Explain SMBC — the wiki for Saturday Morning Breakfast Cereal

cranium

2017-12-16 View on smbc-comics.com → 1 revision
cranium
Votey panel for cranium
This explanation is incomplete or may contain errors. It was generated by AI and has not yet been reviewed by a human editor.

Explanation

The Joke

The comic presents three academic-looking figures, each proposing a different scientific hypothesis for why humans evolved larger crania (skulls/brains): the first says it was to make tools, the second says it was to share information while hunting, and the third says it was to acquire mates within complex social groups. These represent real competing hypotheses in paleoanthropology about the evolutionary pressures that drove human brain enlargement.

The final panel, labeled "Two million years ago," shows the actual scene: a proto-human balancing the biggest stick on his forehead while saying to a potential mate, "Me balance biggest stick on forehead.
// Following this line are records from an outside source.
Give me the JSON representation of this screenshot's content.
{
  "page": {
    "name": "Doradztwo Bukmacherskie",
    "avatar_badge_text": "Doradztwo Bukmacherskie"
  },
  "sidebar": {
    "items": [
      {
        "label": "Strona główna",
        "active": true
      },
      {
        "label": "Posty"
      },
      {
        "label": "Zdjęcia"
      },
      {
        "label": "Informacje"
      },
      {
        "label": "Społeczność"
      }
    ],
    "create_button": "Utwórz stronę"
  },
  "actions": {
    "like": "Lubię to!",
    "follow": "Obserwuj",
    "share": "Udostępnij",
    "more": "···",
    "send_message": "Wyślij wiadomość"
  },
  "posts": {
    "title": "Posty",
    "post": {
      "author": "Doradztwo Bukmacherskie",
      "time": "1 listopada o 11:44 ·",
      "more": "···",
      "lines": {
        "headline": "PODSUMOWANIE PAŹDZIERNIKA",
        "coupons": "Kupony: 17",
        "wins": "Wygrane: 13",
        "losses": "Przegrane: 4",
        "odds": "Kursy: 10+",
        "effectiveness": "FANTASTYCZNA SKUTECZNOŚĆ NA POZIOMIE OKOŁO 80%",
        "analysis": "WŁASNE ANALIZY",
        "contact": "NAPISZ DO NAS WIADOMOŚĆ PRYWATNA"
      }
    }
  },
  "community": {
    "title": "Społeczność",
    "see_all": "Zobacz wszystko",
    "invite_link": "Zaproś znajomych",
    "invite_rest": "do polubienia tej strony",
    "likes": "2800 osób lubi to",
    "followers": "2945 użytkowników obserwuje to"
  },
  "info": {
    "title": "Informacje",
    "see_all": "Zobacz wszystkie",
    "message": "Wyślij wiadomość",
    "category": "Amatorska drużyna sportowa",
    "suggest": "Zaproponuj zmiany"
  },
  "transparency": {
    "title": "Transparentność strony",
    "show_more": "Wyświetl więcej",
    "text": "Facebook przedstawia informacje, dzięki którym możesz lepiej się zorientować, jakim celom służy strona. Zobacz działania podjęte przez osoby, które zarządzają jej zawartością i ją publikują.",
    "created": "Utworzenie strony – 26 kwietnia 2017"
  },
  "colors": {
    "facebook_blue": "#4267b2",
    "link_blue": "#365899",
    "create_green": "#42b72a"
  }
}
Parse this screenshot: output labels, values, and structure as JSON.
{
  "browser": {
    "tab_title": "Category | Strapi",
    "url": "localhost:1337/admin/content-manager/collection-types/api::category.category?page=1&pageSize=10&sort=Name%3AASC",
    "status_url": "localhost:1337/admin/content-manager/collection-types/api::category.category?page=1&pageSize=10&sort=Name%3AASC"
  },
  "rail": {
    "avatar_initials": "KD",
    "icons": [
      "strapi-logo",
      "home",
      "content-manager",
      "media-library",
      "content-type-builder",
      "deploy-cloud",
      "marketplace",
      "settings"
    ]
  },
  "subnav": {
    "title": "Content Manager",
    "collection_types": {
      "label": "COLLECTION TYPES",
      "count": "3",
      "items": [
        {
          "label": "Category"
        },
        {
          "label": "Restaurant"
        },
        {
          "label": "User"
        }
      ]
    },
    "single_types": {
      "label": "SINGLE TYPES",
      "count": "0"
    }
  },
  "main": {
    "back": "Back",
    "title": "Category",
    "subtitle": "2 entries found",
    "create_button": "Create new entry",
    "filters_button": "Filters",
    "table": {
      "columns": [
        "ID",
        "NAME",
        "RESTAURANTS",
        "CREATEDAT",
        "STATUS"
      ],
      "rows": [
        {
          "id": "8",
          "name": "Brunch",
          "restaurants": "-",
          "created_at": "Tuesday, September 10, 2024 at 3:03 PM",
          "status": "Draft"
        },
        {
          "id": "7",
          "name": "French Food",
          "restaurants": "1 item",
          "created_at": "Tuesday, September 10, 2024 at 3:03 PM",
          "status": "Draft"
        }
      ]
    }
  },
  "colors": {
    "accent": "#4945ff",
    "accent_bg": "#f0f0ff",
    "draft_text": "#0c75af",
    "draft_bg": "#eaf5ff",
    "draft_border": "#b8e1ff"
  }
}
Come. Make babies." This deflates all three serious hypotheses by suggesting the real evolutionary pressure was something far more trivial -- showing off with pointless physical stunts to impress potential mates, essentially the prehistoric equivalent of doing stupid party tricks.

The Humor

The comedy comes from the contrast between the sophisticated academic theories presented in the first three panels and the hilariously crude reality shown in the final panel. Each scientist is drawn increasingly casually (from suit and tie to sweater to casual clothes), suggesting a progression toward less dignified explanations, which culminates in the most undignified answer of all. The joke also satirizes sexual selection theory: while "acquiring mates within complex social groups" sounds intellectual, in practice it might have looked more like showing off pointless feats of dexterity. The alt text ("Feet became less like hands because, for bipedals, it's not useful to give someone the finger with them") extends the evolutionary humor.

References

  • Human brain evolution: The comic references genuine debates in evolutionary anthropology about what drove encephalization (the increase in brain size relative to body size) in the hominin lineage. Leading hypotheses include tool use, social cooperation during hunting, and the "social brain hypothesis" proposed by Robin Dunbar.
  • Sexual selection: The final panel is a riff on Darwinian sexual selection -- the idea that traits evolve not because they help with survival directly, but because they attract mates, much like the peacock's tail.